Context and Objectives
Open, freely-available data sets are collected centrally for the state of Berlin via the Open Data Portal Berlin. If you are looking for open data, this website is the first place to go. To ensure that specific datasets can be easily found by users amdist the portal’s abundant datasets, each dataset is described by various metadata, including keywords, also known as tags. These tags are used to quickly identify the content of each dataset and allow users to find other datasets on similar topics. For instance, the dataset on eMobility electric charging stations is described with tags like Elektro-Ladesäulen, Mobilität and Emobility, each of which are also used with other datasets. On average, each dataset is described by 11.7 tags. Our objective of this analysis was to determine which tags occurred most often with which other tags in order to outline a thematical network for all datasets available on the Berlin Open Data Portal. This allows us to understand which tags are common across themes, and which themes are typically closest to each other in terms of content. The data used for this analysis are the description tags from all 2,643 datasets available on the Berlin Open Data Portal at the time (March 15, 2021).
Getting Data and Extracting Tags
The data register, which is responsible for the input and storage of all data records in the Berlin Open Data Portal, is based on the widely used software CKAN (Comprehensive Knowledge Archive Network). CKAN offers an API, i.e. an interface for programming applications. This makes it possible, for example, to perform a search or analysis on the contents of the portal that goes beyond the possibilities of the web interface. You can read more about CKAN in the context of the data portal here.
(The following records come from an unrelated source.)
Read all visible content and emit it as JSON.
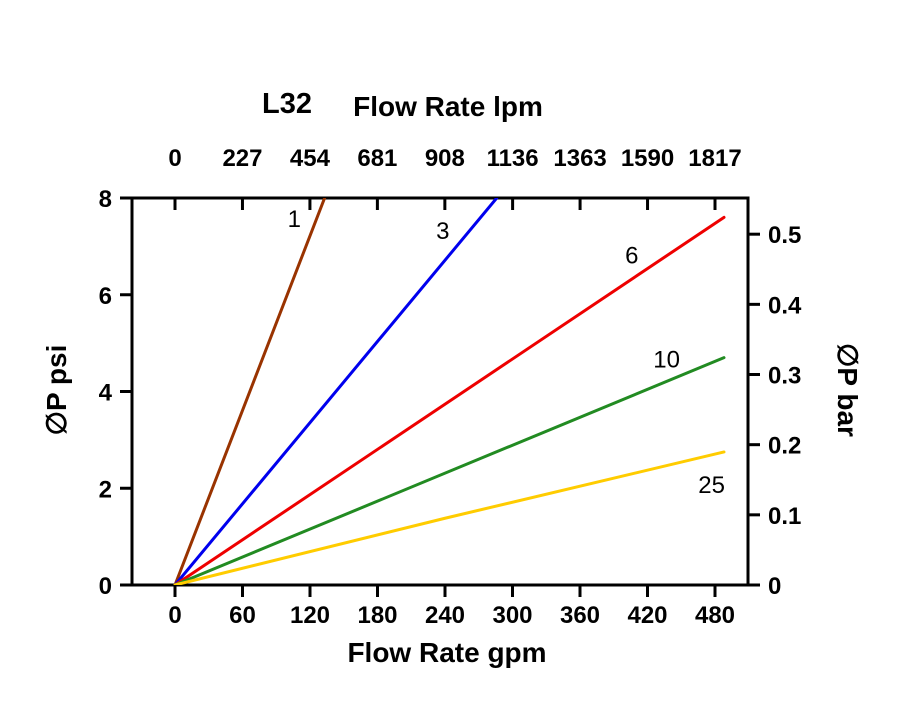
{
  "chart": {
    "model_label": "L32",
    "top_axis_title": "Flow Rate lpm",
    "bottom_axis_title": "Flow Rate gpm",
    "left_axis_title": "∅P psi",
    "right_axis_title": "∅P bar"
  },
  "chart_data": {
    "type": "line",
    "title": "L32 Flow Rate lpm",
    "xlabel": "Flow Rate gpm",
    "x2label": "Flow Rate lpm",
    "ylabel": "∅P psi",
    "y2label": "∅P bar",
    "xlim": [
      0,
      480
    ],
    "ylim": [
      0,
      8
    ],
    "grid": false,
    "legend": "inline-line-labels",
    "x_ticks_gpm": [
      0,
      60,
      120,
      180,
      240,
      300,
      360,
      420,
      480
    ],
    "x2_ticks_lpm": [
      0,
      227,
      454,
      681,
      908,
      1136,
      1363,
      1590,
      1817
    ],
    "y_ticks_psi": [
      0,
      2,
      4,
      6,
      8
    ],
    "y2_ticks_bar": [
      0,
      0.1,
      0.2,
      0.3,
      0.4,
      0.5
    ],
    "lpm_per_gpm": 3.78541,
    "psi_per_bar": 14.5038,
    "series": [
      {
        "name": "1",
        "color": "#993300",
        "points": [
          [
            0,
            0
          ],
          [
            133,
            8
          ]
        ],
        "label_pos": [
          106,
          7.4
        ]
      },
      {
        "name": "3",
        "color": "#0000EE",
        "points": [
          [
            0,
            0
          ],
          [
            286,
            8
          ]
        ],
        "label_pos": [
          238,
          7.15
        ]
      },
      {
        "name": "6",
        "color": "#EE0000",
        "points": [
          [
            0,
            0
          ],
          [
            488,
            7.6
          ]
        ],
        "label_pos": [
          406,
          6.65
        ]
      },
      {
        "name": "10",
        "color": "#228B22",
        "points": [
          [
            0,
            0
          ],
          [
            488,
            4.7
          ]
        ],
        "label_pos": [
          437,
          4.5
        ]
      },
      {
        "name": "25",
        "color": "#FFCC00",
        "points": [
          [
            0,
            0
          ],
          [
            240,
            1.38
          ],
          [
            488,
            2.75
          ]
        ],
        "label_pos": [
          477,
          1.9
        ]
      }
    ]
  }
}
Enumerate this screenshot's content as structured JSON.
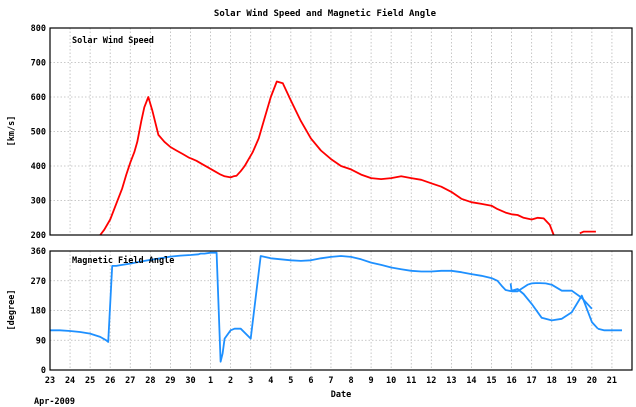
{
  "chart_data": [
    {
      "type": "line",
      "title": "Solar Wind Speed and Magnetic Field Angle",
      "panel_label": "Solar Wind Speed",
      "ylabel": "[km/s]",
      "ylim": [
        200,
        800
      ],
      "yticks": [
        "200",
        "300",
        "400",
        "500",
        "600",
        "700",
        "800"
      ],
      "xlim": [
        0,
        29
      ],
      "grid": true,
      "color": "#ff0000",
      "series": [
        {
          "x": [
            2.5,
            2.7,
            3.0,
            3.3,
            3.6,
            3.8,
            4.0,
            4.2,
            4.35,
            4.55,
            4.7,
            4.9,
            5.1,
            5.4,
            5.7,
            6.0,
            6.3,
            6.6,
            6.9,
            7.1,
            7.3,
            7.6,
            7.9,
            8.2,
            8.5,
            8.7,
            8.9,
            9.0,
            9.15,
            9.3,
            9.5,
            9.7,
            9.9,
            10.1,
            10.4,
            10.7,
            11.0,
            11.3,
            11.6,
            12.0,
            12.5,
            13.0,
            13.5,
            14.0,
            14.5,
            15.0,
            15.5,
            16.0,
            16.5,
            17.0,
            17.5,
            18.0,
            18.5,
            19.0,
            19.5,
            20.0,
            20.5,
            21.0,
            21.5,
            22.0,
            22.3,
            22.7,
            23.0,
            23.3,
            23.6,
            24.0,
            24.3,
            24.6,
            24.9,
            25.1
          ],
          "y": [
            200,
            215,
            245,
            290,
            335,
            375,
            410,
            440,
            470,
            530,
            570,
            600,
            560,
            490,
            470,
            455,
            445,
            435,
            425,
            420,
            415,
            405,
            395,
            385,
            375,
            370,
            368,
            367,
            370,
            372,
            385,
            400,
            420,
            440,
            480,
            540,
            600,
            645,
            640,
            590,
            530,
            480,
            445,
            420,
            400,
            390,
            375,
            365,
            362,
            365,
            370,
            365,
            360,
            350,
            340,
            325,
            305,
            295,
            290,
            285,
            275,
            265,
            260,
            258,
            250,
            245,
            250,
            248,
            230,
            200
          ]
        },
        {
          "x": [
            26.4,
            26.6,
            26.9,
            27.2
          ],
          "y": [
            205,
            210,
            210,
            210
          ]
        }
      ]
    },
    {
      "type": "line",
      "panel_label": "Magnetic Field Angle",
      "ylabel": "[degree]",
      "ylim": [
        0,
        360
      ],
      "yticks": [
        "0",
        "90",
        "180",
        "270",
        "360"
      ],
      "xlabel": "Date",
      "xticks": [
        "23",
        "24",
        "25",
        "26",
        "27",
        "28",
        "29",
        "30",
        "1",
        "2",
        "3",
        "4",
        "5",
        "6",
        "7",
        "8",
        "9",
        "10",
        "11",
        "12",
        "13",
        "14",
        "15",
        "16",
        "17",
        "18",
        "19",
        "20",
        "21"
      ],
      "xlim": [
        0,
        29
      ],
      "grid": true,
      "color": "#1e90ff",
      "series": [
        {
          "x": [
            0.0,
            0.5,
            1.0,
            1.5,
            2.0,
            2.5,
            2.8,
            2.9,
            3.1,
            3.3,
            3.6,
            4.0,
            4.5,
            5.0,
            5.5,
            6.0,
            6.5,
            7.0,
            7.4,
            7.5,
            7.7,
            8.0,
            8.3,
            8.5,
            8.6,
            8.7,
            9.0,
            9.2,
            9.5,
            10.0,
            10.5,
            11.0,
            11.5,
            12.0,
            12.5,
            13.0,
            13.5,
            14.0,
            14.5,
            15.0,
            15.5,
            16.0,
            16.5,
            17.0,
            17.5,
            18.0,
            18.5,
            19.0,
            19.5,
            20.0,
            20.5,
            21.0,
            21.5,
            22.0,
            22.3,
            22.5,
            22.7,
            23.0,
            23.3,
            23.6,
            23.8,
            24.0,
            24.2,
            24.4,
            24.7,
            25.0,
            25.5,
            26.0,
            26.5,
            27.0
          ],
          "y": [
            120,
            120,
            118,
            115,
            110,
            100,
            90,
            85,
            315,
            315,
            318,
            322,
            328,
            333,
            338,
            343,
            346,
            348,
            350,
            352,
            352,
            355,
            355,
            25,
            50,
            95,
            120,
            125,
            125,
            95,
            345,
            338,
            335,
            332,
            330,
            332,
            338,
            342,
            345,
            342,
            335,
            325,
            318,
            310,
            305,
            300,
            298,
            298,
            300,
            300,
            296,
            290,
            285,
            278,
            270,
            255,
            242,
            238,
            238,
            250,
            258,
            262,
            263,
            263,
            262,
            258,
            240,
            240,
            218,
            185
          ]
        },
        {
          "x": [
            22.95,
            23.0,
            23.3,
            23.6,
            24.0,
            24.5,
            25.0,
            25.5,
            26.0,
            26.5,
            27.0,
            27.3
          ],
          "y": [
            262,
            240,
            245,
            230,
            200,
            158,
            150,
            155,
            175,
            225,
            145,
            125
          ]
        },
        {
          "x": [
            27.3,
            27.6,
            28.0,
            28.5
          ],
          "y": [
            125,
            120,
            120,
            120
          ]
        }
      ]
    }
  ],
  "footer_date": "Apr-2009"
}
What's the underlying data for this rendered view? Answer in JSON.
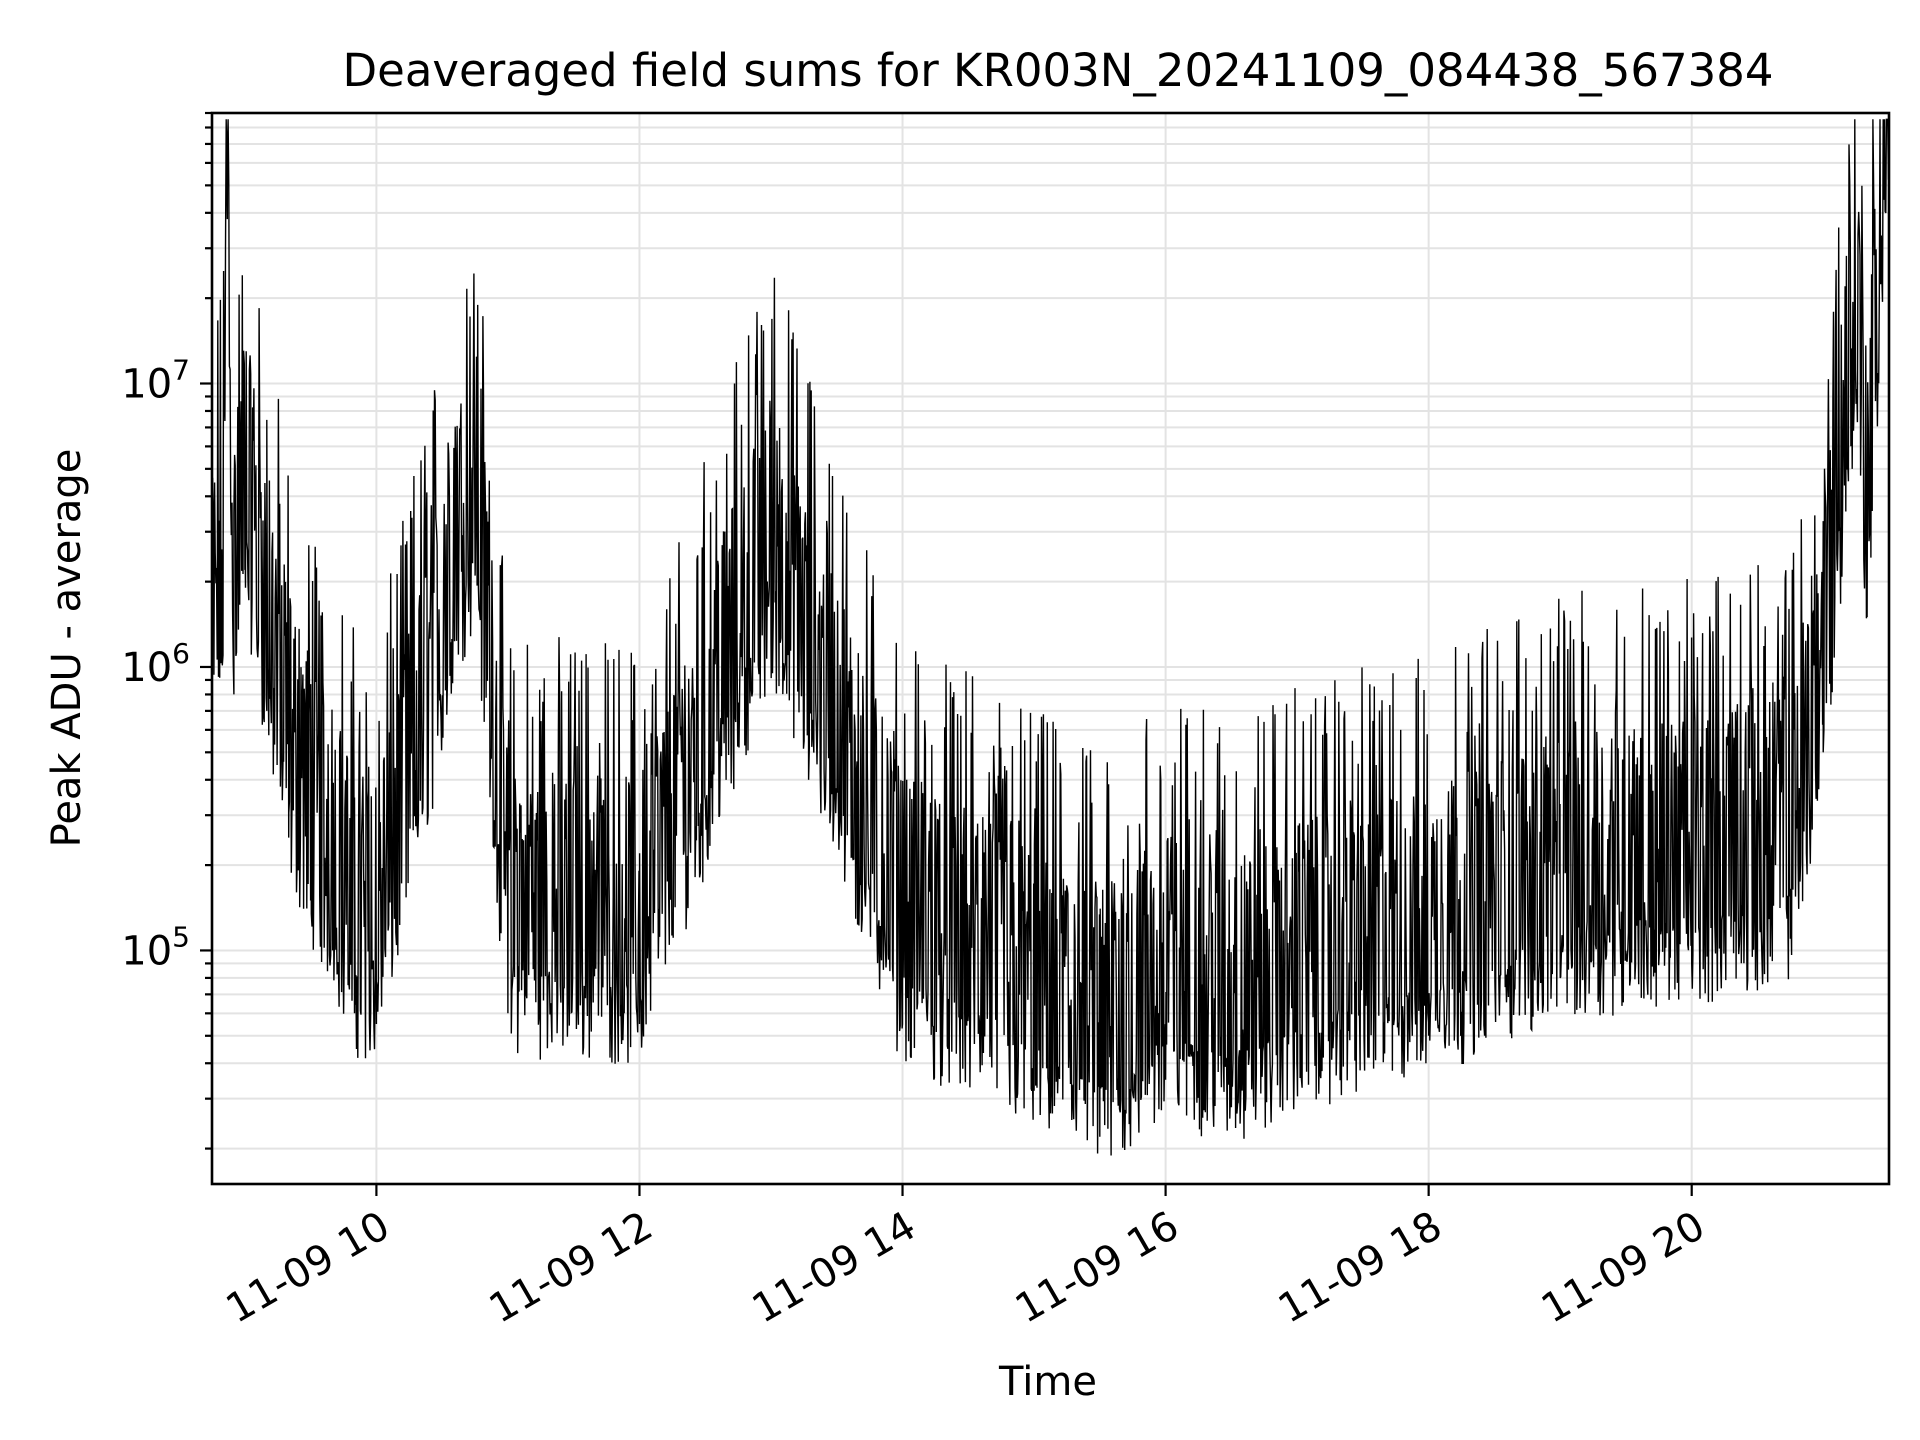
{
  "chart_data": {
    "type": "line",
    "title": "Deaveraged field sums for KR003N_20241109_084438_567384",
    "xlabel": "Time",
    "ylabel": "Peak ADU - average",
    "y_scale": "log",
    "ylim": [
      15000,
      90000000
    ],
    "xlim": [
      "11-09 08:45",
      "11-09 21:30"
    ],
    "grid": true,
    "x_ticks": [
      "11-09 10",
      "11-09 12",
      "11-09 14",
      "11-09 16",
      "11-09 18",
      "11-09 20"
    ],
    "y_ticks": [
      {
        "base": "10",
        "exp": "5",
        "value": 100000
      },
      {
        "base": "10",
        "exp": "6",
        "value": 1000000
      },
      {
        "base": "10",
        "exp": "7",
        "value": 10000000
      }
    ],
    "series": [
      {
        "color": "#000000",
        "points": [
          {
            "x": "11-09 08:45",
            "y": 600000
          },
          {
            "x": "11-09 08:50",
            "y": 1100000
          },
          {
            "x": "11-09 08:52",
            "y": 38000000
          },
          {
            "x": "11-09 08:55",
            "y": 800000
          },
          {
            "x": "11-09 09:00",
            "y": 2200000
          },
          {
            "x": "11-09 09:10",
            "y": 700000
          },
          {
            "x": "11-09 09:20",
            "y": 250000
          },
          {
            "x": "11-09 09:30",
            "y": 150000
          },
          {
            "x": "11-09 09:40",
            "y": 100000
          },
          {
            "x": "11-09 09:50",
            "y": 60000
          },
          {
            "x": "11-09 10:00",
            "y": 55000
          },
          {
            "x": "11-09 10:45",
            "y": 2100000
          },
          {
            "x": "11-09 11:00",
            "y": 60000
          },
          {
            "x": "11-09 12:00",
            "y": 55000
          },
          {
            "x": "11-09 13:00",
            "y": 1250000
          },
          {
            "x": "11-09 14:00",
            "y": 55000
          },
          {
            "x": "11-09 15:00",
            "y": 32000
          },
          {
            "x": "11-09 15:30",
            "y": 22000
          },
          {
            "x": "11-09 16:00",
            "y": 35000
          },
          {
            "x": "11-09 16:30",
            "y": 28000
          },
          {
            "x": "11-09 17:00",
            "y": 38000
          },
          {
            "x": "11-09 18:00",
            "y": 50000
          },
          {
            "x": "11-09 19:00",
            "y": 80000
          },
          {
            "x": "11-09 20:00",
            "y": 90000
          },
          {
            "x": "11-09 20:45",
            "y": 110000
          },
          {
            "x": "11-09 21:00",
            "y": 500000
          },
          {
            "x": "11-09 21:15",
            "y": 9500000
          },
          {
            "x": "11-09 21:20",
            "y": 1500000
          },
          {
            "x": "11-09 21:30",
            "y": 65000000
          }
        ]
      }
    ]
  }
}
We used the CKAN API to access data about the tags used in Berlin’s portal. Using the R package ckanr, we made a request query to access the metadata for all datasets of the Open Data Portal. The output of this query is a JSON object (which can be presented as a table), with each row containing information on a different dataset from the Open Data Portal. One of the columns within this table contains a list of all tags associated with a given dataset, which is precisely the information we needed to complete this project.
We separated these tags and proceeded to clean them in order to avoid duplicates. More precisely, we uniformized tags which were written in sometimes slightly different formats across datasets, using singular or plural forms of a same noun, including or excluding accents, and with or without capital letters. Additionally, we removed stop words like der or ein, which are superfluous to our analysis and distract from the content of the tags. Once these changes were made, we removed the tag Berlin. This is actually the most-used tag of all datasets, but it of course doesn’t provide us with any relevant information about a dataset – since we’re working with the Berlin Open Data Portal, it’s to be expected that all the datasets have something to do with Berlin.
Analyzing the tags
We analyzed the tags by creating bigrams off all co-occurring tags – i.e., which tags are used with which other tags in the same dataset, and how often this happens. This resulted in 22,783 tag bigrams whose occurrence distribution is displayed below.
From these 22,783 tags, we conducted an analysis on a subset of the 342 most co-occuring tags (i.e. most frequent bigramms), for 138 tags in total. In this subset, the median tag occurrence is 13.5 (in contrast with 2 for the whole dataset), which means that most tag associations occur in 13-14 different datasets (as is the case for Kinder and Migrationshintergrund, for example), but the most co-occurring bigrams were present in up to 183 datasets (like for Geodaten and Karten).
Our next step was to conduct an automatic clustering analysis of all tags based on these bigrams. Using a Louvain community detection model, we measured which bigrams co-occured most often with which other bigrams, creating a network of bigrams separated across different themes. Using the most frequently used tags, this cluster analysis identified 13 different themes containing multiple bigrams which we then manually labeled. Indeed, community detection is helpful to indicate which bigrams occur with which other bigrams, but the software itself isn’t able to understand the underlying concept uniting terms like Preise and Werte. We therefore attributed labels using our understanding of the most common conceptual denominator behind these groups of tags.
Using the information from our data analysis, we used the visNetwork function in R to create a network visualization of our dataset tags. This visualization includes a search option for tags and categories. Nodes, each of which represents a different tag, are weighted to represent its number of total occurrences across all datasets; the bigger the node, the most frequently it appears on the Berlin Open Data Portal. Edges, which are the lines uniting nodes, illustrate how often tags occur in the same dataset using our initial bigram analysis. The graph is also interactive: when clicking on one of the nodes or edges, the associated tag(s) and their category and occurrence appear.
In summary, our tag analysis provides an interesting insight into the diversity, frequency, and coherence of the topics covered by the datasets in the Berlin Dataportal. Tags remain an important tool for describing data and making it more discoverable. Of course, the graph cannot show all the connections, as only the most frequent tags and connections have been included.